Santa María.- El Frente Amplio de Lucha Popular (FALPO), aclaró que no tiene nada que ver con el conflicto que se ha desatado en Santa María donde personas que dicen ser de la organización han invadido en innúmeras ocasiones una finca propiedad del bachatero y director de ese Distrito municipal, Raulín Rodríguez.
Víctor Bretón, coordinador nacional de la entidad de lucha popular, dijo que quiere que Raulín y toda la comunidad noroestana quede clara “que el FALPO en nada, en absoluto, tiene que ver con esas acciones”.
“Nuestra organización ha dejado claro que su trayectoria no es estar ubicando terrenos para luego ocuparlos, que en muchos casos es el modus vivendi de algunos que se hacen pasar por falpistas en el Noroeste y otros puntos del país”, sostuvo bretón en una comunicación.
Raulín Rodríguez, conocido también como “El cacique del amargue”, son en total unos 4 mil 700 metros, terrenos donde desarrolla varios proyectos agrícolas, incluso de limones. Han sido reiteradas las denuncias formuladas por distintas vías por el propietario de estos terrenos donde dice que personas que se hacen pasar como dirigentes y miembros del FALPO tratan de ocuparlas a la fuerza.
Víctor Breton, como dirigente nacional de la organización, desautoriza que se tome el nombre del FALPO para llevar a cabo este tipo de acciones. “Nunca no hemos prestado ni nos prestaremos nunca para esto”, sostuvo.
Torturas.
El abogado y coordinador del Frente Amplio de Lucha Popular (FALPO), Víctor Bretón denunció que cuatro personas fueron torturadas por miembros del Ejército Nacional.

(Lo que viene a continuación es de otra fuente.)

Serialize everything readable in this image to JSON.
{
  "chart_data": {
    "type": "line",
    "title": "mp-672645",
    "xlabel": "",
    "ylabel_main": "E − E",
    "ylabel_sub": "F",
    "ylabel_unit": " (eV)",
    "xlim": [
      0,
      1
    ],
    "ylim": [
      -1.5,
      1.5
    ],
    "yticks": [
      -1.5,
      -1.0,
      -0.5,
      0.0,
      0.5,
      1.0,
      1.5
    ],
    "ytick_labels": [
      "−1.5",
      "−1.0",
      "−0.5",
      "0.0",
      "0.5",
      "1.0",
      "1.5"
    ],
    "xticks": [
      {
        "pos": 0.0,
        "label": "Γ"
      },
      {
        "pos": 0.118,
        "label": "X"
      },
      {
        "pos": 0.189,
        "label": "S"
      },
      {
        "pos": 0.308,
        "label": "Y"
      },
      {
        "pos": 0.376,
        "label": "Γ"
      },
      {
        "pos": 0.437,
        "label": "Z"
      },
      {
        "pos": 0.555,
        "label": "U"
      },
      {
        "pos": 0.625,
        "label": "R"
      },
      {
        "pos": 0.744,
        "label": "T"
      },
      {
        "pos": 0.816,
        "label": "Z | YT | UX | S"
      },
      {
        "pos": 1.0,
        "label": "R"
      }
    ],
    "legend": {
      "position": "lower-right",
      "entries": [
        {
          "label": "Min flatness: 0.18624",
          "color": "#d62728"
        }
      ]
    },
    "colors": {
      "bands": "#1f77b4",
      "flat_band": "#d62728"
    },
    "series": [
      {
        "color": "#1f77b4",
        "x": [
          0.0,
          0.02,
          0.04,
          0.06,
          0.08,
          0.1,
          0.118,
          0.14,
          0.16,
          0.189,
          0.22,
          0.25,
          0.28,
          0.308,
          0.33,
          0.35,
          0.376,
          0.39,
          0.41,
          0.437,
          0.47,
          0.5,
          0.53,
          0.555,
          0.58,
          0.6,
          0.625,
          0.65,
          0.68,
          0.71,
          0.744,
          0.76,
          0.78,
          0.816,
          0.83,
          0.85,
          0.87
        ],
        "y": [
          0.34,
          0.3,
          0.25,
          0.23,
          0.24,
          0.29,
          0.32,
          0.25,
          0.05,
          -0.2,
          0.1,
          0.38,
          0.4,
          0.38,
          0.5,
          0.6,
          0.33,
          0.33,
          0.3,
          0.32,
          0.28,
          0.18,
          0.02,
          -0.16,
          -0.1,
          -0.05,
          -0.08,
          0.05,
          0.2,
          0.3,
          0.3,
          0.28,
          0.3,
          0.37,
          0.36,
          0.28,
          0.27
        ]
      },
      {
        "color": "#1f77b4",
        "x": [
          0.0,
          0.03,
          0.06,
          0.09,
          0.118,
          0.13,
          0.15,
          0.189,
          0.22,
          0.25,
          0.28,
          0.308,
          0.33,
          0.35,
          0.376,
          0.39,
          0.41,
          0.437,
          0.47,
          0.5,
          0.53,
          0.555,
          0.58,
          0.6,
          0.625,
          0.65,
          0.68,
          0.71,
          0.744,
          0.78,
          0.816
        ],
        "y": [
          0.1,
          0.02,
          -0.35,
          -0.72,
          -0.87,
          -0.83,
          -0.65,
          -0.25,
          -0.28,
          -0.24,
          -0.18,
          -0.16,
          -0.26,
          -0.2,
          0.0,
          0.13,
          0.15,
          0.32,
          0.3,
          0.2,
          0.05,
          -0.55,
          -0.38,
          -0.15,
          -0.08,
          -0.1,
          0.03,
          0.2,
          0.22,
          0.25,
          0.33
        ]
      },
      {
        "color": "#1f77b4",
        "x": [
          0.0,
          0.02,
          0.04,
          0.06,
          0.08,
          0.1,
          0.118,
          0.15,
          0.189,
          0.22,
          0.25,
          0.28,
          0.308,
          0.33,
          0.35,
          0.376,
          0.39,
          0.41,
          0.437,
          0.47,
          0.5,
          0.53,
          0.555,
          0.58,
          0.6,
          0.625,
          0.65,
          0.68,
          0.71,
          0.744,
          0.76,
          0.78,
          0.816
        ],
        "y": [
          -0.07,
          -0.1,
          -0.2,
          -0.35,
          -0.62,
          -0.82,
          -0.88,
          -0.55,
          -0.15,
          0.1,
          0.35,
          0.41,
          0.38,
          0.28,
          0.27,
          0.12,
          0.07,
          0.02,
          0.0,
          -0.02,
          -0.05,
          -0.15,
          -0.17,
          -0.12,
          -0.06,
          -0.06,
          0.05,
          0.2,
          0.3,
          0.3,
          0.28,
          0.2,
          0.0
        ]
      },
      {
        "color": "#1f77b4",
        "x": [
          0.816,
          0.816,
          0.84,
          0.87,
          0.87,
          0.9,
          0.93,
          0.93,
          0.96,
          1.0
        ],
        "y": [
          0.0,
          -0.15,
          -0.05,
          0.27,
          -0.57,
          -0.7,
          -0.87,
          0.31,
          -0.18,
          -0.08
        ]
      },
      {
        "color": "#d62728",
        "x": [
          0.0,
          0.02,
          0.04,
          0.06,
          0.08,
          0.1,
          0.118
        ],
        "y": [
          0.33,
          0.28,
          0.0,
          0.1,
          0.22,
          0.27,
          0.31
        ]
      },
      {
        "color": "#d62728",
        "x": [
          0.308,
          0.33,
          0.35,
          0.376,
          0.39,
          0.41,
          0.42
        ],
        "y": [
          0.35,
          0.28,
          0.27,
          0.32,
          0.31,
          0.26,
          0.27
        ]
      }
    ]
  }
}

Los detenidos son Juan Salas, Gabriel Rodríguez, José Rodríguez y Fernando García, quienes presentan golpes contusos y sangrado, en algunas partes del cuerpo. Residen en la localidad de Monte Adentro de Licey Al Medio, Santiago de los Caballeros y fueron detenidos durante el paro de labores realizado ayer en la localidad.
Explica que estos fueron conducidos al departamento de denuncia y querellas donde fueron interrogados y luego dejados en libertad.
Bretón dijo que también las autoridades deberían requerir y someter a la Justicia a los miembros del Ejército que torturaron a los detenidos.